Sem conseguir acreditar nos próprios ouvidos, Laito desviou os olhos dos do pai e encarou as próprias mãos em cima da mesa. A biblioteca caiu em um silêncio profundo. Laito sentiu um buraco abrir-se em seu peito e seu coração cair lá dentro. O abismo que existia entre ele e o pai nunca poderia ser encurtado. Já passaram há muito tempo disso. Não havia mais esperanças. Talvez Karlheinz nem o visse mais como filho, apenas como um peso que ele precisava aturar caso quisesse que alguém o substituísse no Trono um dia.

Ele era apenas um peão no jogo do pai e da mãe, Laito pensava. Apenas uma peça de xadrez maleável que poderia ser descartada a qualquer momento. Havia alguém ali por ele? Seus meio-irmãos? Amigos? Ele não tinha ninguém. Era uma verdade difícil e dolorida de aceitar. No fundo, ele ainda se sentia como o garotinho que foi um dia: humilhando-se por atenção, não recebendo nada além de desprezo. As palavras do pai doíam fisicamente nele, como se tivesse lhe dado um tapa. Quem sabe um tapa teria doído menos. Por que?! Por que ninguém consegue me amar?!, ele pensava. Fechando os punhos sobre a mesa, ele percebeu que estava tremendo. Que estava com os olhos enchendo de lágrimas. Anos e mais anos de dor e tristeza reprimidas; anos em que ele sentiu-se tão sozinho no mundo que quase enlouqueceu. A solidão era uma tortura.

— Você ouviu? — Karlheinz insistiu. — Laito?!

— CHEGA! — Laito levantou-se bruscamente, jogando todos seus livros no chão com o braço. O pai se sobressaltou diante da agressividade. — VAI EMBORA! VAI EMBORA! VAI EMBORA!

Ele repetia como uma criancinha, agarrando a cabeça com as mãos como se quisesse arrancá-la do pescoço. Laito encolheu-se próximo de uma estante de livros e Karlheinz pensou se aproximar, mas achou melhor manter distância.

— Laito eu entendo que está com raiva...

— EU NÃO ESTOU COM RAIVA! — gritou, interrompendo o pai. — ESTOU COM DOR, PAI! E VOCÊ ME COLOCOU AQUI! — ele olhou nos olhos do pai e as lágrimas corriam livremente por suas bochechas pálidas.
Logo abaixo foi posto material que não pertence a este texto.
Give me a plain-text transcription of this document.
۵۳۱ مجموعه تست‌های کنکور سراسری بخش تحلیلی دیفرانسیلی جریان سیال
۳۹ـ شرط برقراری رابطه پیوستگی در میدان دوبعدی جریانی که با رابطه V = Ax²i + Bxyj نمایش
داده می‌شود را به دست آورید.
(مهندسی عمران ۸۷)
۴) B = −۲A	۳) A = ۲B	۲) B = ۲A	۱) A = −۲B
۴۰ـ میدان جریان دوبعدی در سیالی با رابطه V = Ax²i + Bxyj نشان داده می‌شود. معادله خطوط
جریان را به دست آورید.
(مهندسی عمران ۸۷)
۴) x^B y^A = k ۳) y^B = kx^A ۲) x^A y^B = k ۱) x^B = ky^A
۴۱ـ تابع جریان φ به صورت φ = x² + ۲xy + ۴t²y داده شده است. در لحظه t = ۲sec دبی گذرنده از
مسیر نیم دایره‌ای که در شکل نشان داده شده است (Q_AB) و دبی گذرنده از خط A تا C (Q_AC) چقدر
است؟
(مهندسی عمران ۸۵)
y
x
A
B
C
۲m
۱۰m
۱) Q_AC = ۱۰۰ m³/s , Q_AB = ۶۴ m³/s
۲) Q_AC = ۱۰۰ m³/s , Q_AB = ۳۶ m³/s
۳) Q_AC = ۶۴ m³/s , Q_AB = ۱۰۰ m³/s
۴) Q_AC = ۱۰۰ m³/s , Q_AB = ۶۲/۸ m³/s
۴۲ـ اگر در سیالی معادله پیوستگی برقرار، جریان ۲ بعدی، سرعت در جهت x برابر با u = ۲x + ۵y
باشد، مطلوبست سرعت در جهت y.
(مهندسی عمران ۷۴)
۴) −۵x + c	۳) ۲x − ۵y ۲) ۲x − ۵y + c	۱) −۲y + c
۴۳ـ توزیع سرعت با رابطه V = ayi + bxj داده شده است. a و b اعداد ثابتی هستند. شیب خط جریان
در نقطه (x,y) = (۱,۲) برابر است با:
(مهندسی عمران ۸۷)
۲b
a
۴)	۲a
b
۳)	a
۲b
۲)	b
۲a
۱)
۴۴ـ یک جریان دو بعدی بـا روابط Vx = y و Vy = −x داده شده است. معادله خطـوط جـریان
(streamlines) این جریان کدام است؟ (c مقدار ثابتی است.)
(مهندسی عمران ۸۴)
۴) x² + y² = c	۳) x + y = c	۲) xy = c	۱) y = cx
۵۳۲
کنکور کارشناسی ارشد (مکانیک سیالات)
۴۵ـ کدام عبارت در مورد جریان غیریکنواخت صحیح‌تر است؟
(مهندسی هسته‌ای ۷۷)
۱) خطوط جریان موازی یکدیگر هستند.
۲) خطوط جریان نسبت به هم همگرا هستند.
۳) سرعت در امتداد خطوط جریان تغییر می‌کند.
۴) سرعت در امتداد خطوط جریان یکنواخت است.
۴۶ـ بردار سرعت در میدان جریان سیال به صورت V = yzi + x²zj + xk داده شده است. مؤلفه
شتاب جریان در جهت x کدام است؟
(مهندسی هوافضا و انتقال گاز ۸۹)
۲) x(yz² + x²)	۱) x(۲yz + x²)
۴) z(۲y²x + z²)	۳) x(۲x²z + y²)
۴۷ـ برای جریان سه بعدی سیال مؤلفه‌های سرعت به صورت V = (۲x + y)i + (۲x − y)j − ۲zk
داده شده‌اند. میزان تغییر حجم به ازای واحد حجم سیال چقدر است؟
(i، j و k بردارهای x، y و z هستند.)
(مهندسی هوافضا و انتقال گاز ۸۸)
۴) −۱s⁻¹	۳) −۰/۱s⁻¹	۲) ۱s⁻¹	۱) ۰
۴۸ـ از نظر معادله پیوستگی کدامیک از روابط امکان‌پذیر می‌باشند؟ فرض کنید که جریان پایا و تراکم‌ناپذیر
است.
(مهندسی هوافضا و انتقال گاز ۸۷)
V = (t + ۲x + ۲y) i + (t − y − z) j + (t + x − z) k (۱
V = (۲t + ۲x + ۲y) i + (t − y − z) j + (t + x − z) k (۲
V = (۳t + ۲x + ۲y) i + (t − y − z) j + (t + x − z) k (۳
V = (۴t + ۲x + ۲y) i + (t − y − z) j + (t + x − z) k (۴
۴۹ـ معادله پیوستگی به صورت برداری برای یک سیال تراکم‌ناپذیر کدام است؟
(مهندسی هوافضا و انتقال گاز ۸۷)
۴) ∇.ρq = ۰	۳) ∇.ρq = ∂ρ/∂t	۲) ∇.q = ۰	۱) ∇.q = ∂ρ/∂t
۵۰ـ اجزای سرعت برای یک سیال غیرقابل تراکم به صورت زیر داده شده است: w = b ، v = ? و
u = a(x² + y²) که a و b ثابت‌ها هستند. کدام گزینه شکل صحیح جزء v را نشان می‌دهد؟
Seus olhos verdes brilhavam. — Você! A pessoa que deveria me amar mais que qualquer coisa.

Sua voz falhou e ele soluçou. Um soluçou tão alto que foi como se seu peito estivesse rasgando. Karlheinz abriu a boca como se fosse falar algo, mas fechou logo depois.

— Eu não vou tocar na sua filhinha imbecil — continuou, sarcástico. — Pode ficar tranquilo, a sua preferida vai ficar intacta.

— Laito...

— Só vai embora! — apontou para a porta de saída. Karlheinz não se moveu. — VAI! SAI DAQUI!
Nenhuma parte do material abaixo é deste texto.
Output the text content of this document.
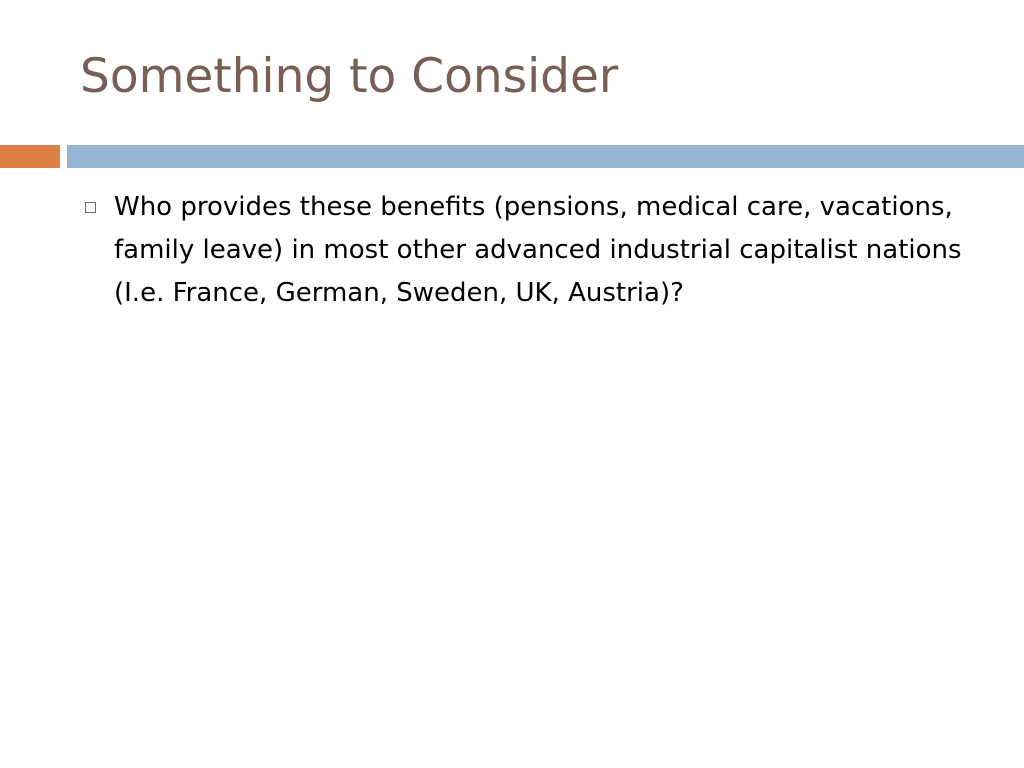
Something to Consider
Who provides these benefits (pensions, medical care, vacations, family leave) in most other advanced industrial capitalist nations (I.e. France, German, Sweden, UK, Austria)?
Havia muitas coisas que eles poderiam dizer um ao outro naquele momento, que Karlheinz, como pai, poderia ter dito, mas o Rei sabia que só pioraria as coisas. Qualquer conversa que eles pudessem ter já havia sido arruinada. Então, o rei fez o que o filho mandou e, lhe dando um último olhar, saiu da biblioteca sem falar qualquer outra coisa.
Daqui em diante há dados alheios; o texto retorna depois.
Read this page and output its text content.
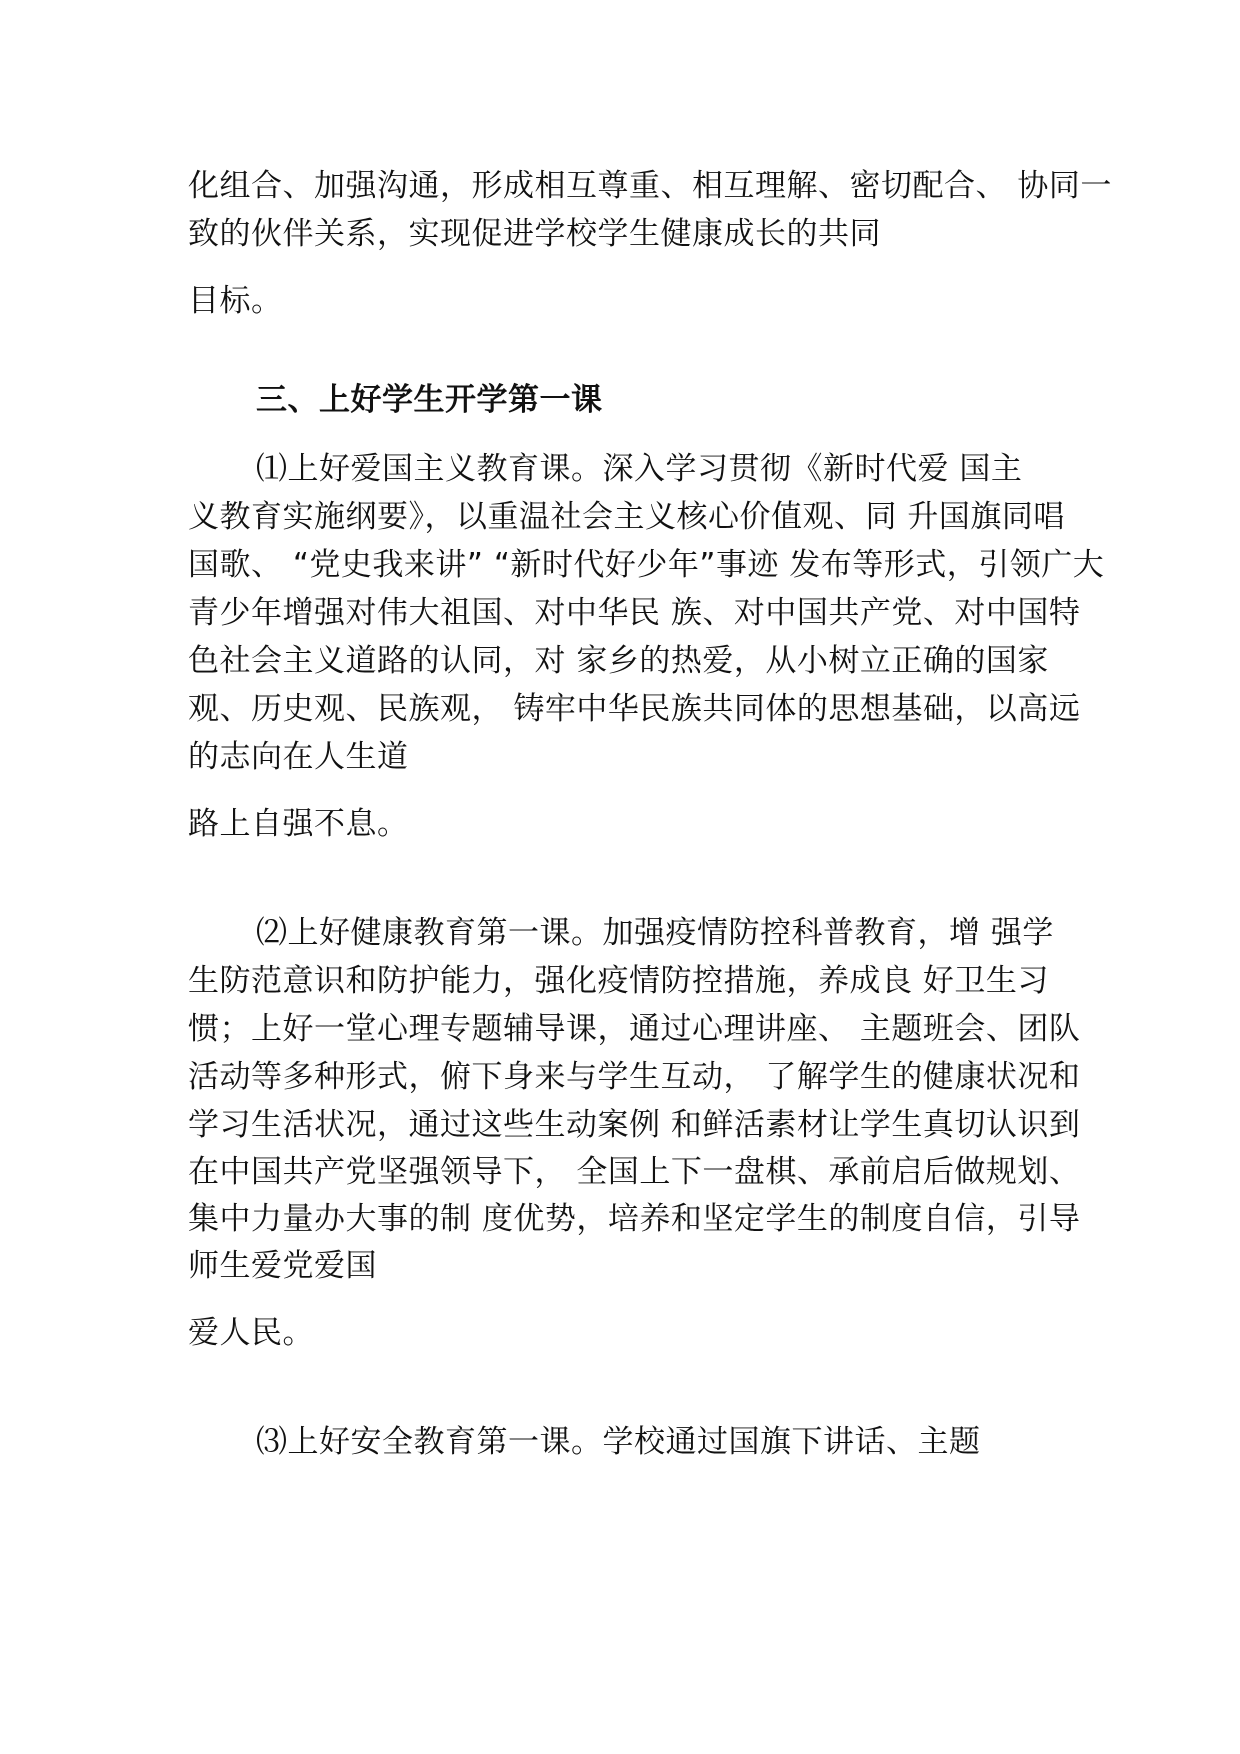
化组合、加强沟通，形成相互尊重、相互理解、密切配合、 协同一
致的伙伴关系，实现促进学校学生健康成长的共同
目标。
三、上好学生开学第一课
⑴上好爱国主义教育课。深入学习贯彻《新时代爱 国主
义教育实施纲要》，以重温社会主义核心价值观、同 升国旗同唱
国歌、 “党史我来讲” “新时代好少年”事迹 发布等形式，引领广大
青少年增强对伟大祖国、对中华民 族、对中国共产党、对中国特
色社会主义道路的认同，对 家乡的热爱，从小树立正确的国家
观、历史观、民族观， 铸牢中华民族共同体的思想基础，以高远
的志向在人生道
路上自强不息。
⑵上好健康教育第一课。加强疫情防控科普教育，增 强学
生防范意识和防护能力，强化疫情防控措施，养成良 好卫生习
惯；上好一堂心理专题辅导课，通过心理讲座、 主题班会、团队
活动等多种形式，俯下身来与学生互动， 了解学生的健康状况和
学习生活状况，通过这些生动案例 和鲜活素材让学生真切认识到
在中国共产党坚强领导下， 全国上下一盘棋、承前启后做规划、
集中力量办大事的制 度优势，培养和坚定学生的制度自信，引导
师生爱党爱国
爱人民。
⑶上好安全教育第一课。学校通过国旗下讲话、主题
Sozinho mais uma vez, Laito caiu de joelhos no chão, chorando tanto que sentiria humilhado se houvesse outra pessoa ali com ele. Ele bateu o punho em uma estante de livro que rapidamente se incendiou, como se tivesse entrado em combustão instantânea. Laito nunca teve medo do fogo, era tão imune à ele quanto qualquer portador desse poder poderia ser, então, ainda que sentisse o cheiro de livros queimados e o fogo se espalhando, sentou no chão e abraçou as pernas como uma criança com medo do bicho-papão até alguém encontra-lo e espantar seus demônios para longe.